Continues de Camargo, “Brazilian culture is reflected most in the creative and informal way we occupied the whole space and the way we wanted people to interact with each other as they move through the floors.”

The architects brought the outside in, to reflect the Brazilian habit of interacting most when outdoors. In rural areas, they say, it’s commonplace to simply place a chair in the street and chat to one’s neighbours of an evening. Communal areas that are more like balconies or patios feature beach chairs, picnic tables and rocking chairs. The feeling of brasilidade, or Brazilian identity, even goes as far as the table settings, the flower species specified for the green belt that runs through the peripheral spaces and the checked carpet pattern, a large-scale nod to the gingham cloth associated with picnics. Images from contemporary Brazilian photographers plus maps, illustrations, folk art and pieces of domestic furniture by established homegrown designers again help to underpin this sense of national pride. The latter includes hammock armchairs by Maurício Arruda, a stool by Lina Bo Bardi and sofa and armchair by Fernando Jaeger.

Workstations are located near windows to take advantage of daylight while in the lounges and what the architects refer to as ‘decompression’ areas, lighting takes a more decorative turn. There are two lamps made from hollowed-out gourds (a fruit traditionally used in the making of Brazilian percussion instruments), painted grey inside and suspended from a wooden frame, with colourful wiring left exposed.

Each floor measures 1,000sq m, meaning there was a challenge to bring this vastness down to a human dimension.

To do this, the architects created ‘cocoons’ of enclosed space in the centre. Each is clad in a different wood type and colour: eucalyptus and yellow on the sixth floor, OSB and green on the seventh floor, and pine and orange on the ninth floor, for example.

The colours all relate to various elements of Walmart’s branding, with the large-scale pendants on the sixth floor representing the flower of the company’s logo. While different departments are separated out on to different floors, these decompression areas are spread out across the building, for the people from sales or human resources or finance to come together.

“The space is supposed to represent the company concepts of Respect, Service, Ethics and Excellence”

On the seventh floor there is a games room with a pool table, table football and board games; the ninth floor features an orange-clad video games room with couches and cushions for relaxing, or reaching for the console to get to the next level.

“Going up on the tenth floor, right in the middle of the space, we’ve placed a grandstand, a place for informal meetings and for people to play some music together,” says Requena.
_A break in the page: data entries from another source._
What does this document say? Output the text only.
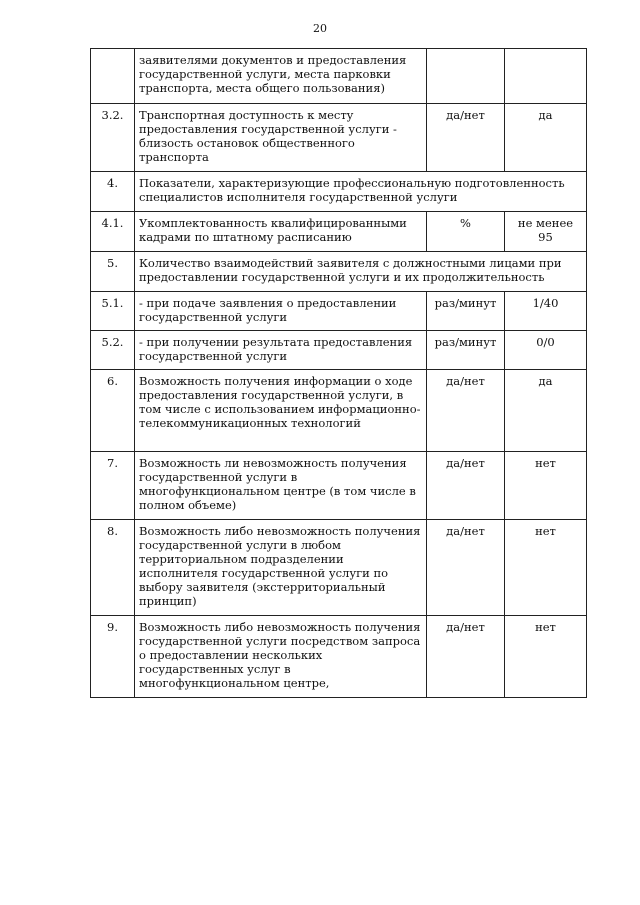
20
	заявителями документов и предоставления государственной услуги, места парковки транспорта, места общего пользования)		
3.2.	Транспортная доступность к месту предоставления государственной услуги - близость остановок общественного транспорта	да/нет	да
4.	Показатели, характеризующие профессиональную подготовленность специалистов исполнителя государственной услуги		
4.1.	Укомплектованность квалифицированными кадрами по штатному расписанию	%	не менее 95
5.	Количество взаимодействий заявителя с должностными лицами при предоставлении государственной услуги и их продолжительность		
5.1.	- при подаче заявления о предоставлении государственной услуги	раз/минут	1/40
5.2.	- при получении результата предоставления государственной услуги	раз/минут	0/0
6.	Возможность получения информации о ходе предоставления государственной услуги, в том числе с использованием информационно-телекоммуникационных технологий	да/нет	да
7.	Возможность ли невозможность получения государственной услуги в многофункциональном центре (в том числе в полном объеме)	да/нет	нет
8.	Возможность либо невозможность получения государственной услуги в любом территориальном подразделении исполнителя государственной услуги по выбору заявителя (экстерриториальный принцип)	да/нет	нет
9.	Возможность либо невозможность получения государственной услуги посредством запроса о предоставлении нескольких государственных услуг в многофункциональном центре,	да/нет	нет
Aside from the cocoons, there are other pockets of space, with either wooden bar stools or easy chairs; on the floor here, the gingham check is replaced with rugs in the corresponding branding colour.

The piece de resistance of this workplace is undoubtedly the open area on the sixth floor. Here there is a mini golf course, a space for yoga, an open cinema as well as a cafeteria. Characterised by its timber decking, it also has a shaded area and its own grandstand that can host small events.

The architects say the design creates spaces that are welcoming and comfortable yet professional and practical. While Walmart is no tech start-up (sales totalled US$466 billion in 2013) the elements of digital culture are seemingly the same – which is why everything, from space for guitar-strumming to a round of golf, are exactly what is needed.